While working on a compiler for a toy language I designed, I looked a bit around about what options there are for implementing generics in a language (by searching examples of existing languages) and I started wondering about C# generics.
I'll try to describe what I've understood first. Please feel free to correct me at any point if I've misunderstood anything. I will be using the term generic class/type/template/definition to refer to something like List<T>
and concrete class/type to refer to something like List<int>
, List<string>
, etc.
Apologies in advance about the length of the post.
C++ uses templates for generic programming. As far as I understand, this means that:
- The C++ compiler, when it encounters a template definition, simply keeps its text (or an equivalent of the text) in memory.
- Then, every time a reference to a (new) concrete type is encountered in the code, the generic template is consulted, the text for the requested concrete type is generated (by replacing the type parameters with the requested combination), and finally that code is compiled and added to the binary.
The template itself will not be available in the binary, since it was merely a text representation and never a concrete type. Only the concrete types generated from it will be visible.
(I am unsure about this last part - as I stated before, do correct me if I'm off.)
Java uses type erasure, meaning that all generic type parameters are checked for type safety only at compile time, then (if no type mismatch is detected), they are all replaced with references to the Object
base type, effectively reusing one (non-generic) class for all concrete type references.
Now, to the actual question.
After reading an interview of Anders Hejlsberg (not specifically the linked one, but his point is the same), where he criticized Java's type erasure, I had assumed that C# does not use type erasure. And, since we can reflect on the concrete types in C# and we do have such things as LINQ (which involves rather complicated usages of the generic capabilities of C#), we can safely say that C# indeed does not employ type erasure like Java.
Not knowing of any other options, I assumed that C# uses something like templates. Not quite C++ templates (as I understand them, at least), because we can obviously create a concrete type whose generic version was described in another assembly, and because we can reflect on the type again and get information about it. So, what I thought was that C# generics were more like templates plus metadata.
At some point, I read somewhere (though I can't find the link) that C# generic classes are actually abstract classes behind the scenes. Obviously, this wasn't in agreement with what I thought I knew - weird.
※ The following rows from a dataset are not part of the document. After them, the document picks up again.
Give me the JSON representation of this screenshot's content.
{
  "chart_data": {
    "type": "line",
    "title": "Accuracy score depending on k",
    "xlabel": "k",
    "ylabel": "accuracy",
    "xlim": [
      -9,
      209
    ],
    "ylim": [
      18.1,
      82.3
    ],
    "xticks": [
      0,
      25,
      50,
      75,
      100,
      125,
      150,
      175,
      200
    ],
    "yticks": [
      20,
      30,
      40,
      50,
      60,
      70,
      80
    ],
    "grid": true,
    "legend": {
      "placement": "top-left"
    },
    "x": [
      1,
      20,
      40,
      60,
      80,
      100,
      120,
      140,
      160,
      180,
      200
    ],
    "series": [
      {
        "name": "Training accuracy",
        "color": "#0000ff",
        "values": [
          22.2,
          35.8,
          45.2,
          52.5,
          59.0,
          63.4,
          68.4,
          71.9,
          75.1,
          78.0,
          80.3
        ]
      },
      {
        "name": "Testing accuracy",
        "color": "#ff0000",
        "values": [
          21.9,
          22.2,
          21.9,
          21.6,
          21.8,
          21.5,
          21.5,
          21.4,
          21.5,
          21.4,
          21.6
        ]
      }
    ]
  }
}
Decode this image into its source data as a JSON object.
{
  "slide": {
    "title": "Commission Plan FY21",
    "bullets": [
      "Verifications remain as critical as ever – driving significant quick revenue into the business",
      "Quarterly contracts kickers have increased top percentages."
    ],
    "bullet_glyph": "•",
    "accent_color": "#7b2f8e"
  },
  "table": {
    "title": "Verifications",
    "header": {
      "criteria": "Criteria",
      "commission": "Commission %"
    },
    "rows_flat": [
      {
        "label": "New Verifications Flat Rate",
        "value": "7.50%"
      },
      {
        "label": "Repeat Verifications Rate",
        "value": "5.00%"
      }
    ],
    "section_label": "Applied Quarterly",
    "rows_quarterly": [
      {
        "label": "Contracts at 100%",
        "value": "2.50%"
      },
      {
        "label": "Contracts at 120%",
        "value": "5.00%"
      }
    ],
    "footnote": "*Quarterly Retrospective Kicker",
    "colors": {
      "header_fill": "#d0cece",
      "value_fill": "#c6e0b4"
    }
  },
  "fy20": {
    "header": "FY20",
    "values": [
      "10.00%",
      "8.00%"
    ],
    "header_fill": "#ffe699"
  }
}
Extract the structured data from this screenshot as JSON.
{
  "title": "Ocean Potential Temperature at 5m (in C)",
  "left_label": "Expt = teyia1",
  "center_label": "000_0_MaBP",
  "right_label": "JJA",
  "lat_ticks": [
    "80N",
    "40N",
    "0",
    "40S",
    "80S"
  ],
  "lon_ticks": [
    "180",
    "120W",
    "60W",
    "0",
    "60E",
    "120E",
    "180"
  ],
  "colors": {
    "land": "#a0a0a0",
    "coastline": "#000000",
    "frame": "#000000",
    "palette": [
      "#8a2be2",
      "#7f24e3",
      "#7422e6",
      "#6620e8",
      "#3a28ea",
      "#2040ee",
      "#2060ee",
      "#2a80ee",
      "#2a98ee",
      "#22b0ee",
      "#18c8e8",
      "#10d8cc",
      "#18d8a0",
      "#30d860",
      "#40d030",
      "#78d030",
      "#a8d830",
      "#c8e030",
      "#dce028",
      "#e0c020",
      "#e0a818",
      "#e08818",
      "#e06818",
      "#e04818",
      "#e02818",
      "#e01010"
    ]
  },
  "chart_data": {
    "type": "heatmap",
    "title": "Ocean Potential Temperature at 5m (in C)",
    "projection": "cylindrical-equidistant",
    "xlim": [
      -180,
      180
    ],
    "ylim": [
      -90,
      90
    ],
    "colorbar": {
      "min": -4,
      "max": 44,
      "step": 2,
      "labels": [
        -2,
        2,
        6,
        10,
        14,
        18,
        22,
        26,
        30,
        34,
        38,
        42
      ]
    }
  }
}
I forgot about it for a few months, but today I stumbled upon a question on SO very similar to this one (which, unfortunately, has no definitive answer). The author of that question demonstrates that the C# compiler doesn't do method resolution at compile time for generics even for types that can be known at compile time (shown using the new
method he created to shadow object.GetHashCode
).
Okay, so C# generics definitely aren't "text replacement plus metadata", as I originally thought. If it was, then in that question the (textually generated) concrete type for Test
would have lead the compiler to resolve the GetHashCode
call very differently.
But instead, the C# compiler resolves it as if the type was nothing more than object
, for all concrete implementations of the generic type, including the one where the new
GetHashCode
would have been resolved if it was non-generic code. This makes it look like C# generics are closer to type erasure plus metadata. Now I know the term is not very apt: it's not really type erasure if the metadata of every concrete class maintain the type parameter information - but it does resemble Java's methodology of storing everything as an object (at least for reference types, which are essentially interchangeable at a low level) and casting back and forth.
I've tried to imagine the third possibility (for which, as I said, I can't find any sources - so take it with a grain of salt), that generic classes are represented as abstract classes behind the scenes, which are simply extended and intelligently specialized by the compiler every time a new concrete type is to be generated, but I can't fully understand how it would work in practice. For example, the semantics of the modifier sealed
for a generic class would have to be "shifted" to allow for that class (in the assembly) to be extended, but not its children. Generally, I think it would make the compiler (and possibly the runtime too) very complicated in ways I can't even begin to understand.
So, how are generics really implemented in C#? Although they definitely have differences, are they closer to those of C++ or closer to those of Java? Or is the generic definition really represented as a special abstract class in the assembly? Or is it perhaps something entirely different from what I've described?
I'm not looking for a particularly detailed answer (although it would be welcome). An explanation in simple terms would be fine, as long as it clearly highlights the differences between C#/Java/C++ and offers me at least a theoretical knowledge of how the C# compiler and runtime tackle generic classes.
Edit #1: I am aware that Eric Lippert has highlighted differences between C++ templates and C# generics in at least one blog post, essentially saying "C# generics are not templates" but I'm not aware of any explanation as to what they are behind the scenes.
Edit #2: The answer to the linked question does not address the issue I'm asking about. That answer briefly explains a specific example or phenomenon that's the result of the underlying implementation, but it absolutely does not explain what's being asked: what the underlying implementation is.